HC Deb 20 January 2003 vol 398 cc149-50W
Caroline Hint

To ask the Secretary of State for Education and Skills how many full-time child care places are provided through Sure Start programmes. [87966]

Maria Eagle

The first 260 round 1–4 Sure Start local programmes plan to have created 10,000 new full time childcare places by 2003–04. The programmes approved continues to grow towards the target of at least 500 programmes. Programmes beyond the first 260 will create further childcare places.

Ms Drown

To ask the Secretary of State for Education and Skills what steps he is taking to improve access to child care for working parents. [91056]

Maria Eagle

[holding answer 16 January 2003]: We have funded an unprecedented expansion in child care provision throughout the country through the National Childcare Strategy.

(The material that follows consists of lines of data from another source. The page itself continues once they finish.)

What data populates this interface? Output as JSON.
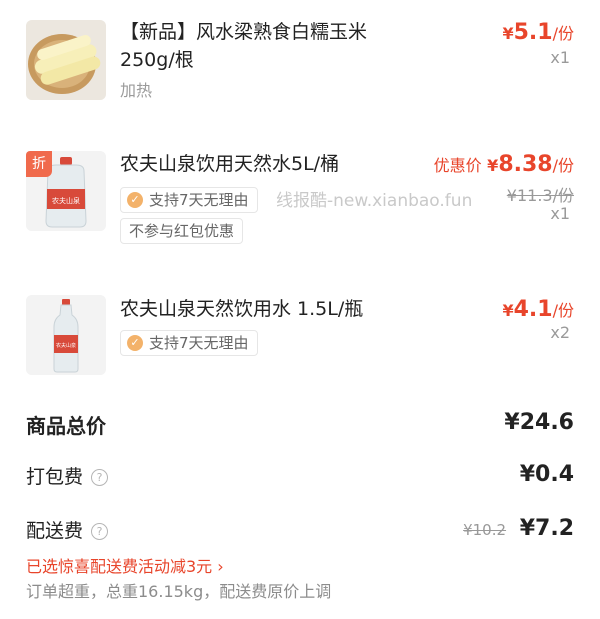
{
  "items": [
    {
      "title": "【新品】风水梁熟食白糯玉米250g/根",
      "option": "加热",
      "price_currency": "¥",
      "price_value": "5.1",
      "price_unit": "/份",
      "quantity": "x1",
      "thumb_icon": "corn-image"
    },
    {
      "badge": "折",
      "title": "农夫山泉饮用天然水5L/桶",
      "price_prefix": "优惠价",
      "price_currency": "¥",
      "price_value": "8.38",
      "price_unit": "/份",
      "original_price": "¥11.3/份",
      "quantity": "x1",
      "tags": [
        "支持7天无理由",
        "不参与红包优惠"
      ],
      "thumb_icon": "water-5l-bottle-image"
    },
    {
      "title": "农夫山泉天然饮用水 1.5L/瓶",
      "price_currency": "¥",
      "price_value": "4.1",
      "price_unit": "/份",
      "quantity": "x2",
      "tags": [
        "支持7天无理由"
      ],
      "thumb_icon": "water-1.5l-bottle-image"
    }
  ],
  "watermark": "线报酷-new.xianbao.fun",
  "summary": {
    "total_label": "商品总价",
    "total_value": "¥24.6",
    "packing_label": "打包费",
    "packing_value": "¥0.4",
    "delivery_label": "配送费",
    "delivery_original": "¥10.2",
    "delivery_value": "¥7.2",
    "delivery_promo": "已选惊喜配送费活动减3元 ",
    "delivery_note": "订单超重，总重16.15kg，配送费原价上调"
  },
  "colors": {
    "accent": "#e8452b",
    "muted": "#9a9a9a",
    "badge": "#f06a4c"
  }
}
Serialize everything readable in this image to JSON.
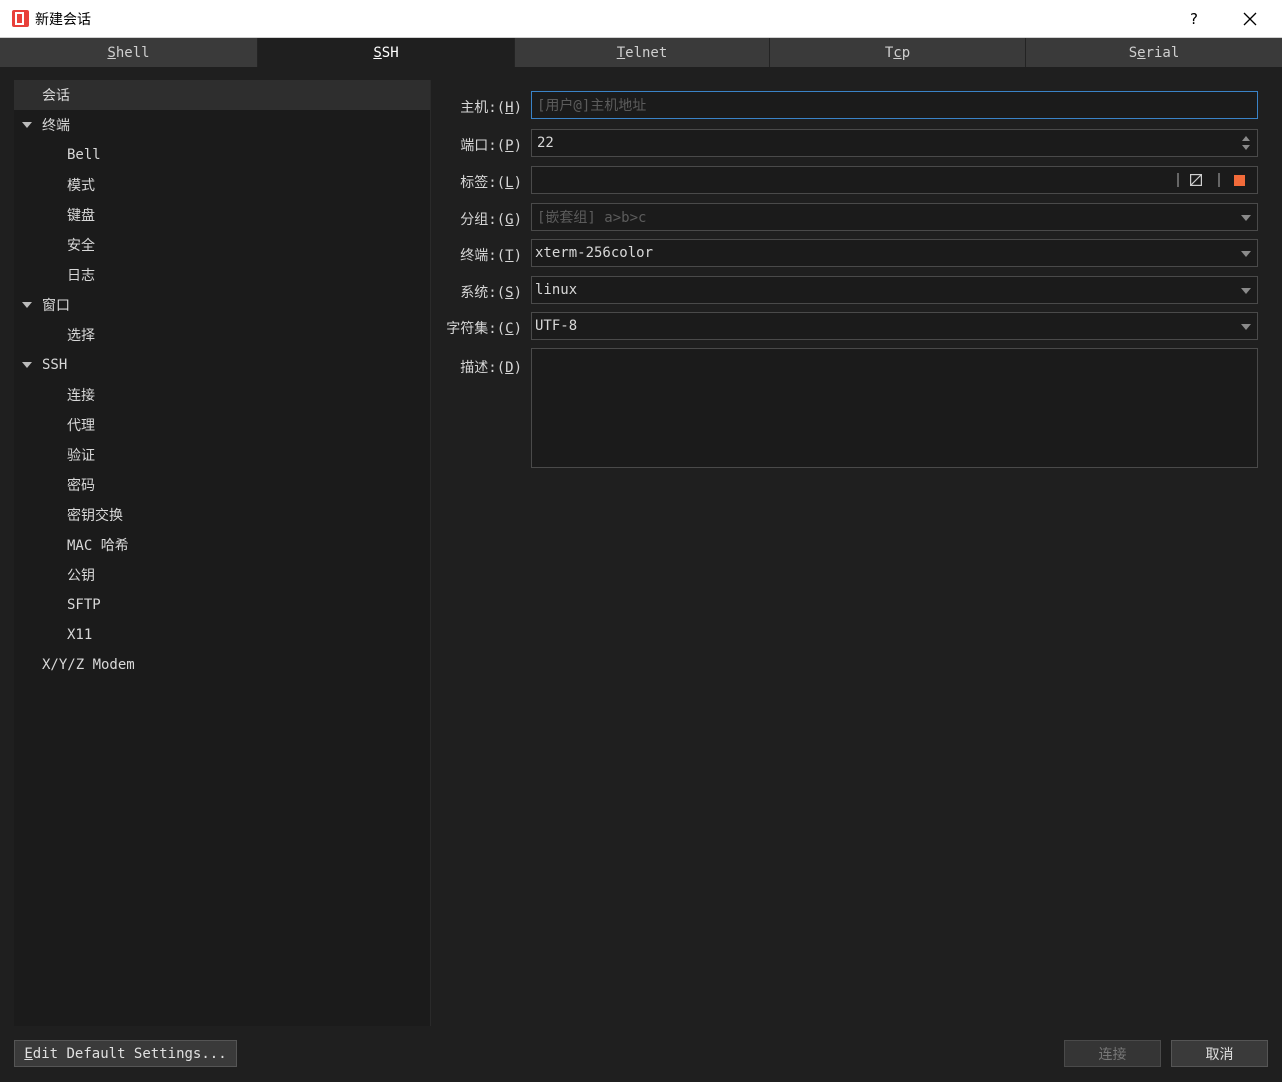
{
  "window": {
    "title": "新建会话",
    "help_label": "?",
    "close_label": "✕"
  },
  "tabs": [
    {
      "label_pre": "",
      "label_u": "S",
      "label_post": "hell",
      "active": false
    },
    {
      "label_pre": "",
      "label_u": "S",
      "label_post": "SH",
      "active": true
    },
    {
      "label_pre": "",
      "label_u": "T",
      "label_post": "elnet",
      "active": false
    },
    {
      "label_pre": "T",
      "label_u": "c",
      "label_post": "p",
      "active": false
    },
    {
      "label_pre": "S",
      "label_u": "e",
      "label_post": "rial",
      "active": false
    }
  ],
  "tree": [
    {
      "label": "会话",
      "level": 0,
      "expandable": false,
      "selected": true
    },
    {
      "label": "终端",
      "level": 0,
      "expandable": true
    },
    {
      "label": "Bell",
      "level": 1
    },
    {
      "label": "模式",
      "level": 1
    },
    {
      "label": "键盘",
      "level": 1
    },
    {
      "label": "安全",
      "level": 1
    },
    {
      "label": "日志",
      "level": 1
    },
    {
      "label": "窗口",
      "level": 0,
      "expandable": true
    },
    {
      "label": "选择",
      "level": 1
    },
    {
      "label": "SSH",
      "level": 0,
      "expandable": true
    },
    {
      "label": "连接",
      "level": 1
    },
    {
      "label": "代理",
      "level": 1
    },
    {
      "label": "验证",
      "level": 1
    },
    {
      "label": "密码",
      "level": 1
    },
    {
      "label": "密钥交换",
      "level": 1
    },
    {
      "label": "MAC 哈希",
      "level": 1
    },
    {
      "label": "公钥",
      "level": 1
    },
    {
      "label": "SFTP",
      "level": 1
    },
    {
      "label": "X11",
      "level": 1
    },
    {
      "label": "X/Y/Z Modem",
      "level": 0,
      "expandable": false
    }
  ],
  "form": {
    "host": {
      "label_pre": "主机:(",
      "label_u": "H",
      "label_post": ")",
      "value": "",
      "placeholder": "[用户@]主机地址"
    },
    "port": {
      "label_pre": "端口:(",
      "label_u": "P",
      "label_post": ")",
      "value": "22"
    },
    "tag": {
      "label_pre": "标签:(",
      "label_u": "L",
      "label_post": ")",
      "value": "",
      "color": "#f26b3a"
    },
    "group": {
      "label_pre": "分组:(",
      "label_u": "G",
      "label_post": ")",
      "value": "",
      "placeholder": "[嵌套组] a>b>c"
    },
    "terminal": {
      "label_pre": "终端:(",
      "label_u": "T",
      "label_post": ")",
      "value": "xterm-256color"
    },
    "system": {
      "label_pre": "系统:(",
      "label_u": "S",
      "label_post": ")",
      "value": "linux"
    },
    "charset": {
      "label_pre": "字符集:(",
      "label_u": "C",
      "label_post": ")",
      "value": "UTF-8"
    },
    "description": {
      "label_pre": "描述:(",
      "label_u": "D",
      "label_post": ")",
      "value": ""
    }
  },
  "buttons": {
    "edit_defaults_u": "E",
    "edit_defaults_rest": "dit Default Settings...",
    "connect": "连接",
    "cancel": "取消"
  },
  "colors": {
    "background": "#1f1f1f",
    "focus_border": "#3a83c7",
    "app_icon": "#e8403a"
  }
}
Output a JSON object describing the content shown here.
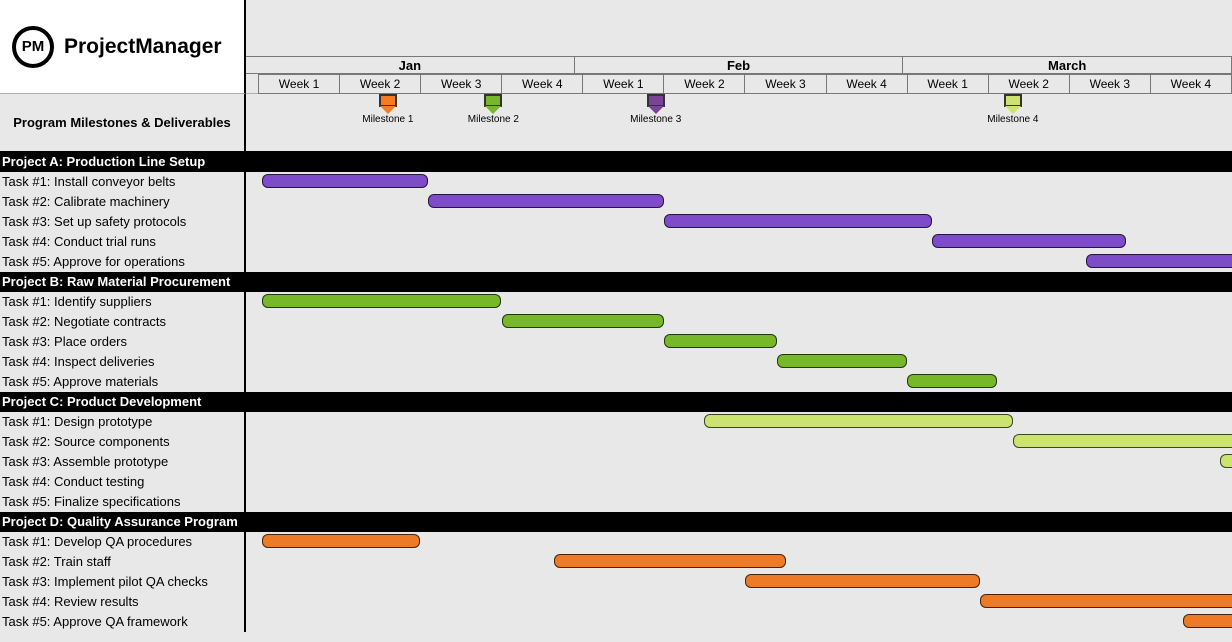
{
  "brand": {
    "initials": "PM",
    "name": "ProjectManager"
  },
  "timeline": {
    "months": [
      "Jan",
      "Feb",
      "March"
    ],
    "weeks": [
      "Week 1",
      "Week 2",
      "Week 3",
      "Week 4",
      "Week 1",
      "Week 2",
      "Week 3",
      "Week 4",
      "Week 1",
      "Week 2",
      "Week 3",
      "Week 4"
    ]
  },
  "milestones_section": {
    "label": "Program Milestones & Deliverables",
    "items": [
      {
        "label": "Milestone 1",
        "week_pos": 1.6,
        "color": "orange"
      },
      {
        "label": "Milestone 2",
        "week_pos": 2.9,
        "color": "green"
      },
      {
        "label": "Milestone 3",
        "week_pos": 4.9,
        "color": "purple"
      },
      {
        "label": "Milestone 4",
        "week_pos": 9.3,
        "color": "lime"
      }
    ]
  },
  "projects": [
    {
      "title": "Project A: Production Line Setup",
      "color": "purple",
      "tasks": [
        {
          "label": "Task #1: Install conveyor belts",
          "start": 0.05,
          "end": 2.1
        },
        {
          "label": "Task #2: Calibrate machinery",
          "start": 2.1,
          "end": 5.0
        },
        {
          "label": "Task #3: Set up safety protocols",
          "start": 5.0,
          "end": 8.3
        },
        {
          "label": "Task #4: Conduct trial runs",
          "start": 8.3,
          "end": 10.7
        },
        {
          "label": "Task #5: Approve for operations",
          "start": 10.2,
          "end": 12.1
        }
      ]
    },
    {
      "title": "Project B: Raw Material Procurement",
      "color": "green",
      "tasks": [
        {
          "label": "Task #1: Identify suppliers",
          "start": 0.05,
          "end": 3.0
        },
        {
          "label": "Task #2: Negotiate contracts",
          "start": 3.0,
          "end": 5.0
        },
        {
          "label": "Task #3: Place orders",
          "start": 5.0,
          "end": 6.4
        },
        {
          "label": "Task #4: Inspect deliveries",
          "start": 6.4,
          "end": 8.0
        },
        {
          "label": "Task #5: Approve materials",
          "start": 8.0,
          "end": 9.1
        }
      ]
    },
    {
      "title": "Project C: Product Development",
      "color": "lime",
      "tasks": [
        {
          "label": "Task #1: Design prototype",
          "start": 5.5,
          "end": 9.3
        },
        {
          "label": "Task #2: Source components",
          "start": 9.3,
          "end": 12.1
        },
        {
          "label": "Task #3: Assemble prototype",
          "start": 11.85,
          "end": 12.1
        },
        {
          "label": "Task #4: Conduct testing",
          "start": null,
          "end": null
        },
        {
          "label": "Task #5: Finalize specifications",
          "start": null,
          "end": null
        }
      ]
    },
    {
      "title": "Project D: Quality Assurance Program",
      "color": "orange",
      "tasks": [
        {
          "label": "Task #1: Develop QA procedures",
          "start": 0.05,
          "end": 2.0
        },
        {
          "label": "Task #2: Train staff",
          "start": 3.65,
          "end": 6.5
        },
        {
          "label": "Task #3: Implement pilot QA checks",
          "start": 6.0,
          "end": 8.9
        },
        {
          "label": "Task #4: Review results",
          "start": 8.9,
          "end": 12.1
        },
        {
          "label": "Task #5: Approve QA framework",
          "start": 11.4,
          "end": 12.1
        }
      ]
    }
  ],
  "chart_data": {
    "type": "gantt",
    "title": "Program Milestones & Deliverables",
    "x_axis": {
      "months": [
        "Jan",
        "Feb",
        "March"
      ],
      "weeks_per_month": 4,
      "total_weeks": 12
    },
    "milestones": [
      {
        "name": "Milestone 1",
        "week": 1.6,
        "color": "#F57C23"
      },
      {
        "name": "Milestone 2",
        "week": 2.9,
        "color": "#76B82A"
      },
      {
        "name": "Milestone 3",
        "week": 4.9,
        "color": "#7B4397"
      },
      {
        "name": "Milestone 4",
        "week": 9.3,
        "color": "#CDE36F"
      }
    ],
    "series": [
      {
        "name": "Project A: Production Line Setup",
        "color": "#7E4BC9",
        "bars": [
          {
            "task": "Install conveyor belts",
            "start_week": 0,
            "end_week": 2.1
          },
          {
            "task": "Calibrate machinery",
            "start_week": 2.1,
            "end_week": 5.0
          },
          {
            "task": "Set up safety protocols",
            "start_week": 5.0,
            "end_week": 8.3
          },
          {
            "task": "Conduct trial runs",
            "start_week": 8.3,
            "end_week": 10.7
          },
          {
            "task": "Approve for operations",
            "start_week": 10.2,
            "end_week": 12.0
          }
        ]
      },
      {
        "name": "Project B: Raw Material Procurement",
        "color": "#76B82A",
        "bars": [
          {
            "task": "Identify suppliers",
            "start_week": 0,
            "end_week": 3.0
          },
          {
            "task": "Negotiate contracts",
            "start_week": 3.0,
            "end_week": 5.0
          },
          {
            "task": "Place orders",
            "start_week": 5.0,
            "end_week": 6.4
          },
          {
            "task": "Inspect deliveries",
            "start_week": 6.4,
            "end_week": 8.0
          },
          {
            "task": "Approve materials",
            "start_week": 8.0,
            "end_week": 9.1
          }
        ]
      },
      {
        "name": "Project C: Product Development",
        "color": "#CDE36F",
        "bars": [
          {
            "task": "Design prototype",
            "start_week": 5.5,
            "end_week": 9.3
          },
          {
            "task": "Source components",
            "start_week": 9.3,
            "end_week": 12.0
          },
          {
            "task": "Assemble prototype",
            "start_week": 11.85,
            "end_week": 12.0
          },
          {
            "task": "Conduct testing",
            "start_week": null,
            "end_week": null
          },
          {
            "task": "Finalize specifications",
            "start_week": null,
            "end_week": null
          }
        ]
      },
      {
        "name": "Project D: Quality Assurance Program",
        "color": "#EC7A26",
        "bars": [
          {
            "task": "Develop QA procedures",
            "start_week": 0,
            "end_week": 2.0
          },
          {
            "task": "Train staff",
            "start_week": 3.65,
            "end_week": 6.5
          },
          {
            "task": "Implement pilot QA checks",
            "start_week": 6.0,
            "end_week": 8.9
          },
          {
            "task": "Review results",
            "start_week": 8.9,
            "end_week": 12.0
          },
          {
            "task": "Approve QA framework",
            "start_week": 11.4,
            "end_week": 12.0
          }
        ]
      }
    ]
  }
}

Since 1997, 553,000 new places have been created benefiting more than one million children.

A new Unit, led by my colleague the Minister for Sure Start (Baroness Catherine Ashton) and accountable for delivery to both the Department for Education and Skills and the Department for Work and Pensions, will administer a budget of £l. 5 billion a year by 2006. This includes more than doubling child care spending.

By March 2004, new child care places for 1.6 million children will be created, with further new places established for 450,000 children by 2006. Specific initiatives, such as the establishment of Children's Centres and Neighbourhood Nurseries, will expand high quality, safe child care in disadvantaged areas, increasingly provided alongside early education and family support.

Substantial help with child care costs is provided to lower income families through the child care tax credit element of the Working Families Tax Credit. This assistance will continue in an improved and more flexible form as part of the new Working Tax Credit from April 2003.